Now here comes the second issue of my Tech News Digest, which are my comments to recent tech news. It occurs to me that the order of the entries may not make much sense. Basically they are in the order that I noted them in my Flipboard magazine. In the future I may categorize the comments.

Target Logo

The Incredibly Clever Way Thieves Stole 40 Million Credit Cards From 2,000 Target Stores In A Black Friday Sting

The Target becomes the target. Another alarm that even for big corporations security is still a major concern. The news is still developing. At least Target will lose quite some because of this.

Former Windows Leader Steven Sinofsky Presents 10 Mega Trends In Tech For 2014

I in particular agree with the entry “owning stuff will be increasingly outdated”. Smarter living styles call for swiftness in every part in life, from shared rooms (like AirBnB), cars (like Uber), or who-knows-what-next. Time sharing of more essential services is making a trend.

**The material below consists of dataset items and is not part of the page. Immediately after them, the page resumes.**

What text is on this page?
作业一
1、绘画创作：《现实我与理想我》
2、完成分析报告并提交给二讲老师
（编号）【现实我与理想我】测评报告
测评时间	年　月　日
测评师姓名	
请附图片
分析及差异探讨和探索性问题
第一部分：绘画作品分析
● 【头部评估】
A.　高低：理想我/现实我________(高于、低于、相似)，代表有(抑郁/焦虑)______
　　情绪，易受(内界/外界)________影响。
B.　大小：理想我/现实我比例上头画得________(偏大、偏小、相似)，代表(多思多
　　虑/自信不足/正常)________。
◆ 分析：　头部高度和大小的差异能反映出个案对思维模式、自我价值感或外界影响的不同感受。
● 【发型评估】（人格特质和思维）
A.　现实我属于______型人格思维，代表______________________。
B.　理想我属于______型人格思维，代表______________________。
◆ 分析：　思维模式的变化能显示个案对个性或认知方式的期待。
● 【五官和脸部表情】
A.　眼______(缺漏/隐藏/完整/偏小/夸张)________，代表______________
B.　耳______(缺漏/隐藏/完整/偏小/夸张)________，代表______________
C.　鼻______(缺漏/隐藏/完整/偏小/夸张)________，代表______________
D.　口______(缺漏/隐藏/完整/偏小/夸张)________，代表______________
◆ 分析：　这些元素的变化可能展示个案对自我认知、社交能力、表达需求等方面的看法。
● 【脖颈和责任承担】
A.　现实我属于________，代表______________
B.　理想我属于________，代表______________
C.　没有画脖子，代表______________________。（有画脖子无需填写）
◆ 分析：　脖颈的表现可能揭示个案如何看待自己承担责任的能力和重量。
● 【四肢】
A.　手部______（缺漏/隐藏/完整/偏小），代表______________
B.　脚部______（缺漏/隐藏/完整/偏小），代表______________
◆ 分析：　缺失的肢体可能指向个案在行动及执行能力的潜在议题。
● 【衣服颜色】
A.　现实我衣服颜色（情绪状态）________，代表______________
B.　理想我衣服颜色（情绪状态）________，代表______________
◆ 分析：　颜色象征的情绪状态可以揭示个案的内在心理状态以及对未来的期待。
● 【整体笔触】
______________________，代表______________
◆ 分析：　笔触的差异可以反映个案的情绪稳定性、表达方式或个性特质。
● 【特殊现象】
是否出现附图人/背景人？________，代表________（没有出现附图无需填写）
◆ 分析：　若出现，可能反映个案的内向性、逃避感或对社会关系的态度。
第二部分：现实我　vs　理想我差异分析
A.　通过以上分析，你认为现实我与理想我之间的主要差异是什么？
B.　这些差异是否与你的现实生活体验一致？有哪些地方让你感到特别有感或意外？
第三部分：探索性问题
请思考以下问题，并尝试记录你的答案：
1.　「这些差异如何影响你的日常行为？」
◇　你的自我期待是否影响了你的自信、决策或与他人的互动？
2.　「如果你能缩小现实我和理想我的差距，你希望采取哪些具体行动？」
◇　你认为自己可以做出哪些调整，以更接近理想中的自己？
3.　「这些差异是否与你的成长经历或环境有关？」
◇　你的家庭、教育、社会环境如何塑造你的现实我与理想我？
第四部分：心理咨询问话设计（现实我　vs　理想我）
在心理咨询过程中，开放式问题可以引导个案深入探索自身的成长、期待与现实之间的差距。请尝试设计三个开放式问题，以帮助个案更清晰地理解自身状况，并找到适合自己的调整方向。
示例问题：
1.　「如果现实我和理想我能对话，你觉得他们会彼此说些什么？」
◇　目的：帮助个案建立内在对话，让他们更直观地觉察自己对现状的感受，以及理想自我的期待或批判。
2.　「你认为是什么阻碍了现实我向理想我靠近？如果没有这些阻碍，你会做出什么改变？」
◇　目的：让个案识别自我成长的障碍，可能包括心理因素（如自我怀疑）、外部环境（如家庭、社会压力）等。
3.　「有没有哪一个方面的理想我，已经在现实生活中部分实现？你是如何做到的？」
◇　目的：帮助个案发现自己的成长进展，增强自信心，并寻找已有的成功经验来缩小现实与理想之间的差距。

Exclusive–Secret contract tied NSA and security industry pioneer RSA

I believe this is shocking news to everyone, that NSA and RSA has a deal. It means that the confidence of your privacy is indeed doomed. Any of the online services you’ve used, be it chatting, email, online purchase, browsing, are subject to surveillance by NSA. There is no privacy at all. The news is still developing.

Between a quarter and a third of everything on the web is copied from somewhere else

I am surprised—not because the percentage is huge—but that it is way smaller than I expected. I bet the researchers did not consider the Chinese Internet.

Android ‘started over’ the day the iPhone was announced

It may be an encouraging story for the Android community. But being a headstrong Apple fan (with some opinions on the newest iTunes Radio), I am still concerned with the speed Android is catching up. Maybe things should not be to follow iOS, but to advance by a huge leap.

One chart that shows how you pay for free apps with your privacy

On the one hand, there is no privacy online. On the other hand, your privacy means money to others. Interesting.

Shazam’s iPhone app can now listen for songs and tag them automatically

The first thing I did after reading this news is to open Shazam and turn it off—well, it is off by default, so some criticism is saved.

Your LinkedIn Password Is On Display in a Museum in Germany

An interesting, thought-provoking, and low-tech art project.

Everything you need to know about the YouTube copyright crisis and why you should care

In short, greedy people started to make others’ lives harder. It also means I may not find walk-through of some wonderful (and yet hard/tricky) games, such as the Badland for iOS.

Ho Ho No! Amazon Apologizes After Customers Lose Access to Christmas Content

This is the reason that I always have an issue with the pricing of electronic purchases. Similar for e-books; IMO, they shouldn’t be priced more then a third than the hard-copy since they cannot be resold (among other deficiencies).